Imagine, for a moment, that you’re taking part in a marathon, a 42 kilometre foot race with several hills to climb, run on a hot day. Around you hundreds of other runners are battling, as are you, with pain, cramps, weariness. Along the route there are those watering stations you find at all the large marathon events. (trestle tables with volunteers, anxious to hand out sachets of water, and cool, damp sponges, to the athletes as they trundle past.) Now suppose you had the sole right, among the participating athletes, to collect water and sponges along the route. You, only you, are entitled to take the little plastic containers that are held out to you – none of the other athletes are. You exercise this right vigorously, grabbing several baggies, and sponges, at each water station, stuffing those you can’t immediately use into your vests and the top of your jogging shorts. Around you others are dehydrating, cramping, going through various forms of hell due to a lack of fluid but you have a plentiful supply – dozens of extra bags, in fact, distributed about your person. Every few seconds a fellow stressed athlete begs you for some water but you ignore these requests – you, after all, are the sole authorised water user in the race and why should you part with that valuable right?
This hypothetical race would have two consequences. Around you runners would be dropping like flies, stumbling and falling as their severely dehydrated bodies seize up, unable to cope with the stress. And you – you’d be staggering through the course, weighed down by anxiety and the increasingly heavy burden of the water sacks and sponges you’re collecting at each refreshment station.
A pretty ridiculous picture. If, for whatever bizarre reason, you did have the sole water collecting rights in our make believe race, you’d share the water out with others in distress. You’d probably, in fact, publicly renounce your right, instructing the equally stressed race officials to make sure that water and sponges are handed out to everyone. You also wouldn’t load yourself up with more water than was needed to get you to the next refreshment station.

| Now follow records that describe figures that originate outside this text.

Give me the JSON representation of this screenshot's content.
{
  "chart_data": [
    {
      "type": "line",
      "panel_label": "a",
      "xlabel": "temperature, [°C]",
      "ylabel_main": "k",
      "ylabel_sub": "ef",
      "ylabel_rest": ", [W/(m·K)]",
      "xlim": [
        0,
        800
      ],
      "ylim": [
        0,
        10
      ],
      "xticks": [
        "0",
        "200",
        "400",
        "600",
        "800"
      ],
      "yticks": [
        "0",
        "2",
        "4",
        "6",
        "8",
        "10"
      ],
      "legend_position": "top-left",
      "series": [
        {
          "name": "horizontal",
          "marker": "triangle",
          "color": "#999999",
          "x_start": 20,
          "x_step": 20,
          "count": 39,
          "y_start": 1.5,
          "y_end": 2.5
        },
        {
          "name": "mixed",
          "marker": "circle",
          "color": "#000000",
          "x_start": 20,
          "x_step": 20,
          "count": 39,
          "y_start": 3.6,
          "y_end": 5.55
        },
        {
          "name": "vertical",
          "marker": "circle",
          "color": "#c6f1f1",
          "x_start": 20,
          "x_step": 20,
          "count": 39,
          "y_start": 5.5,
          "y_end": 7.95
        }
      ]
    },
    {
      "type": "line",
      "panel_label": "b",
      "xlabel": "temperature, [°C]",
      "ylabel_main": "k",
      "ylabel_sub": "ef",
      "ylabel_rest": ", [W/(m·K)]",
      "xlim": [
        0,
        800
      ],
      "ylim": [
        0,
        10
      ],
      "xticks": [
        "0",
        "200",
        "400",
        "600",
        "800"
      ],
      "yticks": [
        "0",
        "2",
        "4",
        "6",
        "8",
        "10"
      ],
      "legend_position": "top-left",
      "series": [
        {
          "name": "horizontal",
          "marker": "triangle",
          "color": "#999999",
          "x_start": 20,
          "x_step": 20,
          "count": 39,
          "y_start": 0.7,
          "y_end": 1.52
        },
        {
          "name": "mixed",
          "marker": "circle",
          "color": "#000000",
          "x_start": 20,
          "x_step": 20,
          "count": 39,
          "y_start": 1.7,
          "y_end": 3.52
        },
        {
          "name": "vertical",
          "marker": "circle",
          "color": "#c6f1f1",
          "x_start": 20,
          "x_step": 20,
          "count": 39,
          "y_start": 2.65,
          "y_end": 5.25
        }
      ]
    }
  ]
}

Why, then, do so many of us intelligent beings handle the race of life like the marathon athlete we’ve just described? We stress and hope and pray that we’ll be able to develop the skills, the product, the acumen, that will enable us to scoop the kitty, financially speaking, rocketing us into the league where we earn the really big bucks. We strain, sweat, strive, compete, in order to achieve that goal. But as and when this dream becomes a reality, as we start raking in the dollars and our lifestyles become more comfortable and perhaps even extravagant, we develop two obsessions, twin anxieties which take up much of our time and energy – how do we keep what we’ve earned, and how do we get more? Analyse the thoughts and motions which drive just about all of our actions, especially those during working hours, and you’ll find that they’re based on these two considerations – freeze onto what you have; reach out and grab some more.